Правительство могло бы просто объявить все “керенки” не действительными и не считать их за деньги. Но правительство знает, что большое[103] количество этих “керенок” попало в местности, освобожденные от большевиков, ценит жертвы, принесенные населением в борьбе с советской властью, и поэтому, охраняя интересы народа, стремится предохранить его от раззорения…»

Не остались без внимания и уже сданные (обмененные) населением денежные знаки: генерал Клерже, летом 1919‑го возглавлявший Осведомительное управление штаба Верховного Главнокомандующего («Осведверх»), вспоминал, что «для большего эффекта и демонстрации этого смелого решения Правительства было признано необходимым переклеймить все запасы указанных денег особыми агитационными лозунгами и пачками разбрасывать их с аэропланов над линией фронта большевиков и своих войск».

«Громадные листы неразрезанных банкнот, – рассказывает Клерже, – подвергались операции погашения их прежней стоимости путем напечатания поверх каждой купюры агитационных лозунгов.

В “обработанном” таким способом виде эти “агит‑керенки” отправлялись или в части войск на фронт для переброски всякими способами на сторону противника, или передавались в центральное авиационное управление для разброски их с воздуха».

Подчеркнем, что процесс изъятия отмененных денег из обращения шел довольно интенсивно, а значит, предпринятую Российским Правительством реформу вряд ли следует однозначно считать провалившейся. Сообщалось, что к концу июля было изъято «керенок» на 983000000 рублей, и, хотя по сравнению с общей производительностью большевицких типографий эту сумму и можно посчитать каплей в море, – по сибирским масштабам она выглядит немалой: для сравнения скажем, что к началу 1919 года в кассах отделений Государственного Банка на всей территории, непосредственно контролируемой Правительством Колчака, находилось 20‑ти и 40‑рублевых «керенок» на общую сумму 8786620 рублей, то есть в сто раз меньше, чем было сдано на обмен в течение трех с половиною месяцев с начала этой процедуры.

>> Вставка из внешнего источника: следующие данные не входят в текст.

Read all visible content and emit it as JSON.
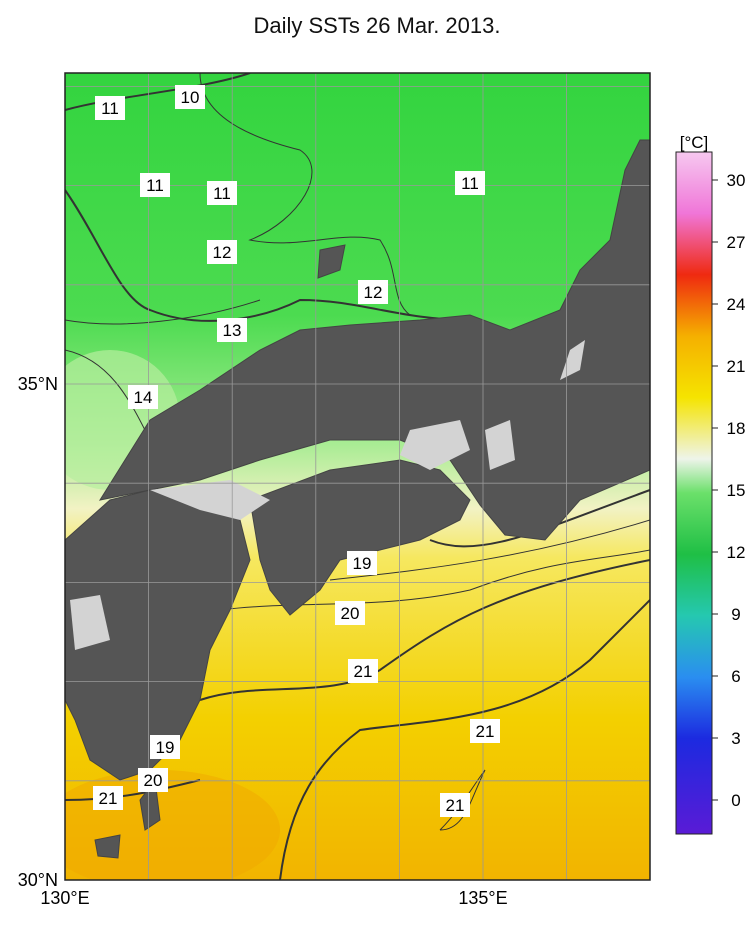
{
  "title": "Daily SSTs 26 Mar. 2013.",
  "map": {
    "lon_labels": [
      "130°E",
      "135°E"
    ],
    "lat_labels": [
      "35°N",
      "30°N"
    ],
    "contour_labels": [
      "11",
      "10",
      "11",
      "11",
      "11",
      "12",
      "12",
      "13",
      "14",
      "19",
      "20",
      "21",
      "21",
      "19",
      "20",
      "21",
      "21"
    ]
  },
  "colorbar": {
    "unit": "[°C]",
    "ticks": [
      30,
      27,
      24,
      21,
      18,
      15,
      12,
      9,
      6,
      3,
      0
    ]
  }
}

А что можно сказать о достижении целей реформы? – По окончании войны советскими экономистами была рассчитана «реальная ценность денежной массы», обращавшейся на территории РСФСР. Согласно этим оценкам, на 1 января 1919 года «нарицательная» величина (соответствующая суммарному номиналу денежных знаков) превышала «реальную» более чем в 160, а год спустя – в 2420 (!!) раз. В качестве причины этого авторами указывалось «ограничение территории хождения советских денег», – и очевидно, что если русскими штыками ограничивались области, контролируемые Совнаркомом, то политика Колчака и Деникина (последним были предприняты аналогичные меры по отношению к следующей советской денежной эмиссии) должна была ограничивать хождение вражеской валюты той же линией фронта. Конечно, процедура обмена «керенок» была обременительной, не прибавляя Российскому Правительству популярности, – но в РСФСР бумажные деньги стремительно превращались просто в макулатуру!

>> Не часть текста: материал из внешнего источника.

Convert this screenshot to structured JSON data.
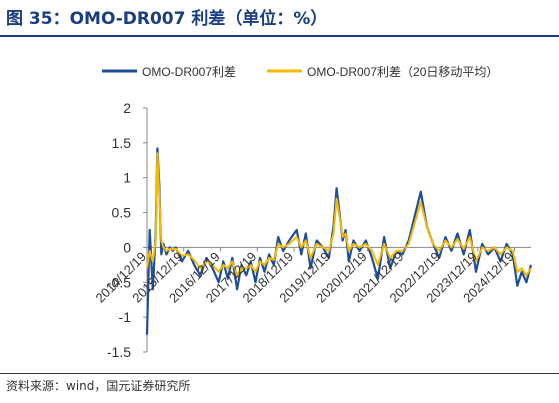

Обвиняют Российское Правительство и в обесценивании его собственных денежных знаков, которое обычно неправомерно смешивают с инфляцией. Часто утверждается, что выпуск краткосрочных обязательств Государственного Казначейства, начатый еще осенью 1918 года, принимал чрезмерно большие размеры; однако обесценивание денег, естественно происходившее как из‑за сокращения товарного производства, так и ввиду значительной «сибирской» эмиссии, все же не выглядит катастрофическим, коль скоро министра финансов Михайлова в январе – феврале 1919 года упрекали как раз… в недостатке мелких денег, в которых, очевидно, рынок продолжал испытывать потребность.

«Выпускаются деньги крупных купюр, когда нужны мелкие, выпускается мало денег, когда нужно много», – возмущался председатель Экономического Совещания С.Г.Феодосьев, а генерал Гайда, жалуясь, «что армия два месяца не получала жалованья, т. к. имеющиеся в его распоряжении денежные знаки все крупными купюрами, и это не дает ему возможности выдавать жалованье», очевидно, даже проводил мысль о необходимости «командующим войсками… выпускать свои боны», против чего решительно восстал Михайлов.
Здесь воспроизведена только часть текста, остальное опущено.